When she does notice, she’ll make a comment either in favor or against it. If she makes a comment in favor, chalk it up as a success and segue into initiating sex. She’ll be on it for the novelty, if nothing else. If she makes a critical comment, listen very carefully to just what and why she objects to the change.
First, if she demands to know why you changed, merely shrug and say “I needed new underwear. These make me feel sexy.” Grin boyishly.
If she asks you point-blank if you’re having an affair, not only do you have her worried, but you’ll be backing into a little Dread Game. Assure her you aren’t, but that you wanted to try something new.
If she makes a disparaging or emasculating remark . . . shove it in her face. A wife who is willing to cut down her husband’s sincere attempt at cultivating his sexuality – for her benefit – in a way that’s designed to undercut his confidence is well on her way to shrew-hood. Making a crack about your new shorts is designed to hurt your feelings for no other reason. It's a micro shit-test, and the only way to deal with it is a strong counter, along the lines of, 'Criticize much? What if I said your new bra made you look like your mother?" or something similar. Then walk away, fuming.
Unless it is made in a teasing and openly sexual way (ladies, here’s a hint: if you aren’t smiling and giggling, we’re not going to see it as teasing or sexual, but as critical and hurtful) then you know that she’s trying to dominate the relationship from the bedroom.
Buying new skivvies is a very small, very minor way to assert your ALPHA, but it puts her on notice that you, not she, is in control of your business. When you actively pick you what kind of cloth you want next to your junk, and don’t depend on her to decide that for you, you’re establishing some territorial bounds.

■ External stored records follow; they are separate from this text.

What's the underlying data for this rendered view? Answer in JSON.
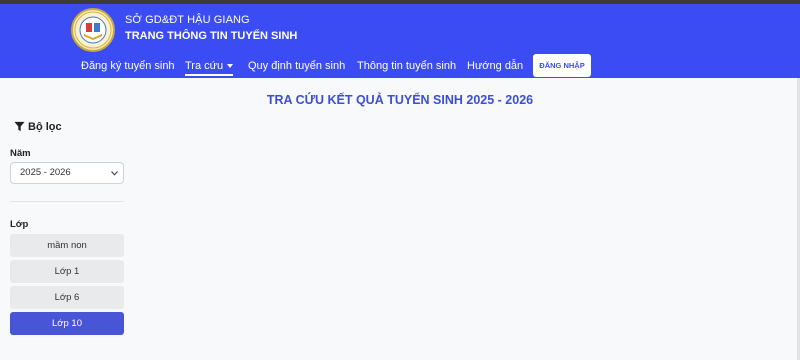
{
  "header": {
    "org_name": "SỞ GD&ĐT HẬU GIANG",
    "site_title": "TRANG THÔNG TIN TUYỂN SINH",
    "logo_icon": "school-emblem-icon",
    "accent_color": "#3b4cf4"
  },
  "nav": {
    "items": [
      {
        "label": "Đăng ký tuyển sinh"
      },
      {
        "label": "Tra cứu",
        "active": true,
        "has_dropdown": true
      },
      {
        "label": "Quy định tuyển sinh"
      },
      {
        "label": "Thông tin tuyển sinh"
      },
      {
        "label": "Hướng dẫn"
      }
    ],
    "login_label": "ĐĂNG NHẬP"
  },
  "main": {
    "title": "TRA CỨU KẾT QUẢ TUYỂN SINH 2025 - 2026"
  },
  "filter": {
    "heading": "Bộ lọc",
    "heading_icon": "filter-icon",
    "year_label": "Năm",
    "year_value": "2025 - 2026",
    "grade_label": "Lớp",
    "grades": [
      {
        "label": "mầm non"
      },
      {
        "label": "Lớp 1"
      },
      {
        "label": "Lớp 6"
      },
      {
        "label": "Lớp 10",
        "selected": true
      }
    ],
    "selected_color": "#4755d6"
  }
}
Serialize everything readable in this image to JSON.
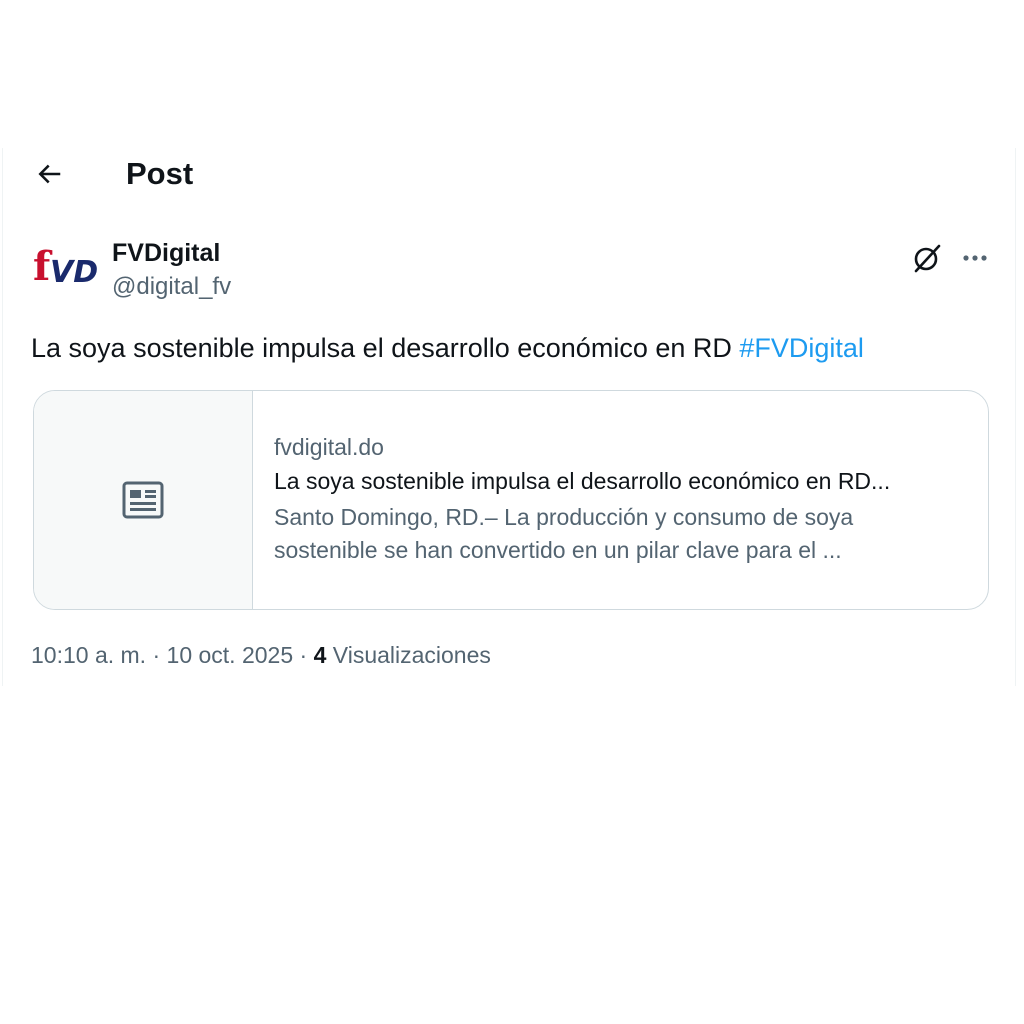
{
  "header": {
    "back_icon": "arrow-left-icon",
    "title": "Post"
  },
  "author": {
    "avatar_icon": "fvd-logo-icon",
    "avatar_logo_text": "fVD",
    "name": "FVDigital",
    "handle": "@digital_fv"
  },
  "actions": {
    "grok_icon": "grok-icon",
    "more_icon": "more-horizontal-icon"
  },
  "post": {
    "text": "La soya sostenible impulsa el desarrollo económico en RD ",
    "hashtag": "#FVDigital"
  },
  "link_card": {
    "media_icon": "article-icon",
    "domain": "fvdigital.do",
    "title": "La soya sostenible impulsa el desarrollo económico en RD...",
    "description_line1": "Santo Domingo, RD.– La producción y consumo de soya",
    "description_line2": "sostenible se han convertido en un pilar clave para el ..."
  },
  "meta": {
    "time": "10:10 a. m.",
    "separator": " · ",
    "date": "10 oct. 2025",
    "views_count": "4",
    "views_label": " Visualizaciones"
  },
  "colors": {
    "text_primary": "#0f1419",
    "text_secondary": "#536471",
    "accent": "#1d9bf0",
    "border": "#cfd9de",
    "logo_red": "#c8102e",
    "logo_navy": "#1a2a6c"
  }
}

That isn’t to say that she can’t buy you new underwear, too, or that you shouldn’t wear them. But a brand-new pair of underwear that you selected for no better reason than you liked them lets her know that you have establish a boundary to your masculinity, a boundary she should be wary of crossing.
Now, if you’re worried about her not liking them . . . don’t. It doesn’t matter if she likes them. Indeed, it might work better if she doesn’t. That isn’t to say you should stop wearing them; on the contrary, wear them often and proudly. But it will get her attention and it will get her notice. It’s novel, it’s vaguely sexual, how could it not?
But “if you’re a man who loves sex” (duh) then you should invest some time and attention to what you wrap your ass in. Remember, your sexuality is a gift, and it deserves an appropriate wrapping. One that reminds you that you are, indeed, not just a sexual creature – but that your explosive male sexuality has value. Value that only increases over time.
And if she is unwilling to see that . . . there are plenty of ladies out there who will.